In response to requests for clarifications, the CFPB released a bulletin related to the mortgage servicing rules that take effect in January 2014 (see January 22, 2013 Alert). The bulletin responds to requests for further explanation on the following, among other things:
Communications with delinquent borrowers under the provisions requiring early intervention. The provisions requiring early intervention with delinquent borrowers requires servicers to make good faith efforts to establish live contact with borrowers by the 36th day of delinquency. The bulletin clarifies that this requirement can be met through various means of contact that a servicer has with a borrower.
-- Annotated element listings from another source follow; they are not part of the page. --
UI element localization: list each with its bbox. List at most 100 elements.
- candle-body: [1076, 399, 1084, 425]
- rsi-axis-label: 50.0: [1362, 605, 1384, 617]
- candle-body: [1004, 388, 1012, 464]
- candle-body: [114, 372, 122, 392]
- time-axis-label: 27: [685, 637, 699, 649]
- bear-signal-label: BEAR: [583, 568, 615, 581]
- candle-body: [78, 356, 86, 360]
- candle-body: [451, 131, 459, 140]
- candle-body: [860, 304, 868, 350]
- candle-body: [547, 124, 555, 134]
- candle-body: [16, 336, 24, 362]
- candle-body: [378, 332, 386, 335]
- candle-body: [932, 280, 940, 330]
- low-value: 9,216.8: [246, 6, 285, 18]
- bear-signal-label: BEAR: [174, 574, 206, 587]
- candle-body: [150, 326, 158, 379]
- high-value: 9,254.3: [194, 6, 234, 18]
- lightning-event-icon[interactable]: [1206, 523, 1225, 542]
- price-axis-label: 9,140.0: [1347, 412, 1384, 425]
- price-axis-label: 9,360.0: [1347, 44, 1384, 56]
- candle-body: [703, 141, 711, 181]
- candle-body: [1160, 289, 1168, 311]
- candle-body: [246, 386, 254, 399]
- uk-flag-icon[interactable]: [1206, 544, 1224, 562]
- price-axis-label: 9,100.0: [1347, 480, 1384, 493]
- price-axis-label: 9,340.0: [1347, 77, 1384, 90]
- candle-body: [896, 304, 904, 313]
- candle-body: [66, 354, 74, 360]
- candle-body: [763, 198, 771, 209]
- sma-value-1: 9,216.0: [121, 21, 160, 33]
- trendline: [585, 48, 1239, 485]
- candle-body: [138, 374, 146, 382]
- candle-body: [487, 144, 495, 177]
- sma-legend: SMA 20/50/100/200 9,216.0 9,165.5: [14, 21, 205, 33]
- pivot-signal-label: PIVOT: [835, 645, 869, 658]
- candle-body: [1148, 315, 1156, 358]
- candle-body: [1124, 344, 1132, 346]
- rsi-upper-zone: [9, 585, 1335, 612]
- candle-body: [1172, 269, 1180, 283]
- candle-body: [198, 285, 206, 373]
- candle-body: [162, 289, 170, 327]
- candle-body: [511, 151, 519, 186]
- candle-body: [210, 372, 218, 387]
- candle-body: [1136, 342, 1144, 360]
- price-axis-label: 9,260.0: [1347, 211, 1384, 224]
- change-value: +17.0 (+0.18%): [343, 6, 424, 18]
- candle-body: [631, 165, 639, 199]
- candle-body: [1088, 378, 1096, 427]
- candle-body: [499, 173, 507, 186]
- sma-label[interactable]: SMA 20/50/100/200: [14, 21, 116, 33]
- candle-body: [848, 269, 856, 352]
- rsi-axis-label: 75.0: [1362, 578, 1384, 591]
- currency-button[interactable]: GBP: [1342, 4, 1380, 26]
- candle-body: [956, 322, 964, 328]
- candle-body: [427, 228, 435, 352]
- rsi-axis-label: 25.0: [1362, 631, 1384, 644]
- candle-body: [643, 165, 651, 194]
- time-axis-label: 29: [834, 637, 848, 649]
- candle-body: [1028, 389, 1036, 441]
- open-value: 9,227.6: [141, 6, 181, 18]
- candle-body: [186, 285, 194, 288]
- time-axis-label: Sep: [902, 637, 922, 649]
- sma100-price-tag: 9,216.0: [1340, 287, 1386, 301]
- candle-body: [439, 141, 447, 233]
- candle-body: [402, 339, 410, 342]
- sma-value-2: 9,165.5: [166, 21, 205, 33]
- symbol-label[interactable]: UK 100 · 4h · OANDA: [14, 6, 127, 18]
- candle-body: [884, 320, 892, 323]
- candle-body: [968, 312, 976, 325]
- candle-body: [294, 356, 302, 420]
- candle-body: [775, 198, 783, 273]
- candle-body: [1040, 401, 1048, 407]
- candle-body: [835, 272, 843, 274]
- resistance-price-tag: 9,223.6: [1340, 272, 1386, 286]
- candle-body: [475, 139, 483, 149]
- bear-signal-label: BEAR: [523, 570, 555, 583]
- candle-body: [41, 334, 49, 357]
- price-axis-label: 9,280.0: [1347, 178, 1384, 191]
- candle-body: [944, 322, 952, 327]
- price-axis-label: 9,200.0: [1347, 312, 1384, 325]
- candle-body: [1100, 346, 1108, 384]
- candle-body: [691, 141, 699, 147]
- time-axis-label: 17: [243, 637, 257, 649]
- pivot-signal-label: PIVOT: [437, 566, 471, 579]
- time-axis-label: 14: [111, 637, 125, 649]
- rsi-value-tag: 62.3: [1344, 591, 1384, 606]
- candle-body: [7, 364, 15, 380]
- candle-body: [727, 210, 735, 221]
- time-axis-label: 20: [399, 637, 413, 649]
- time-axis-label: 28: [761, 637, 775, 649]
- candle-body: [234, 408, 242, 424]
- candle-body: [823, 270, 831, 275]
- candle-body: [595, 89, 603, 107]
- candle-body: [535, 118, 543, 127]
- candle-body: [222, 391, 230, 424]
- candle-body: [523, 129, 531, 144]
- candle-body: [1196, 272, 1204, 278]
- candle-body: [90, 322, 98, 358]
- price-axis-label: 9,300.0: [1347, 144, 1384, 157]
For example, the live contact requirement is met if the servicer has established and is maintaining ongoing contact with the borrower with regard to the borrower’s completion of a loss mitigation application or by adding a brief script to collection calls to inform consumers that loss mitigation options may be available.
Servicer obligations to provide certain notices and communications to delinquent borrowers who have exercised rights under the FDCPA prohibiting debt collectors from contacting them. The bulletin provides the CFPB’s advisory opinion relating to the interplay between certain requirements under Regulation Z and Regulation X to provide certain communications and the FDCPA’s “cease communication” requirement. The CFPB concluded that the FDPCA’s “cease communication” provision does not make servicers that are debt collectors liable under the FDPCA if the comply with certain provisions under Regulation Z, including the error resolution, requests for information, periodic statements, loss mitigation, and adjustable-rate mortgage initial interest rate adjustment provisions. However, the CFPB did not extend this to the provisions requiring early intervention with delinquent borrowers or the requirements for ARM interest rate adjustment with a corresponding payment change.
In conjunction with the bulletin, the CFPB issued an interim final rule to clarify compliance with the mortgage rules for borrowers who have filed bankruptcy and in relation to the FDCPA. In response to questions from servicers about how the servicing rules intersect with bankruptcy law and the FDPCA and noting that it could not resolve the issues before the mortgage servicing rules take effect in January 2014, the CFPB created “narrow exemptions” from the servicing rules to allow it time to complete additional analysis. The interim final rule creates a safe harbor from liability under the FDCPA when a servicer responds to certain borrower communications in compliance with the mortgage serving rules even if a borrower has sent a “cease communication.” The interim final rule also exempts servicers from the requirement to provide periodic account statements and certain early intervention contacts with borrowers who are in bankruptcy. Finally, the interim final rule amended the HOEPA rule (see January 22, 2013 Alert) by clarifying the specific disclosures that must be provided before counseling for high-cost mortgages can occur.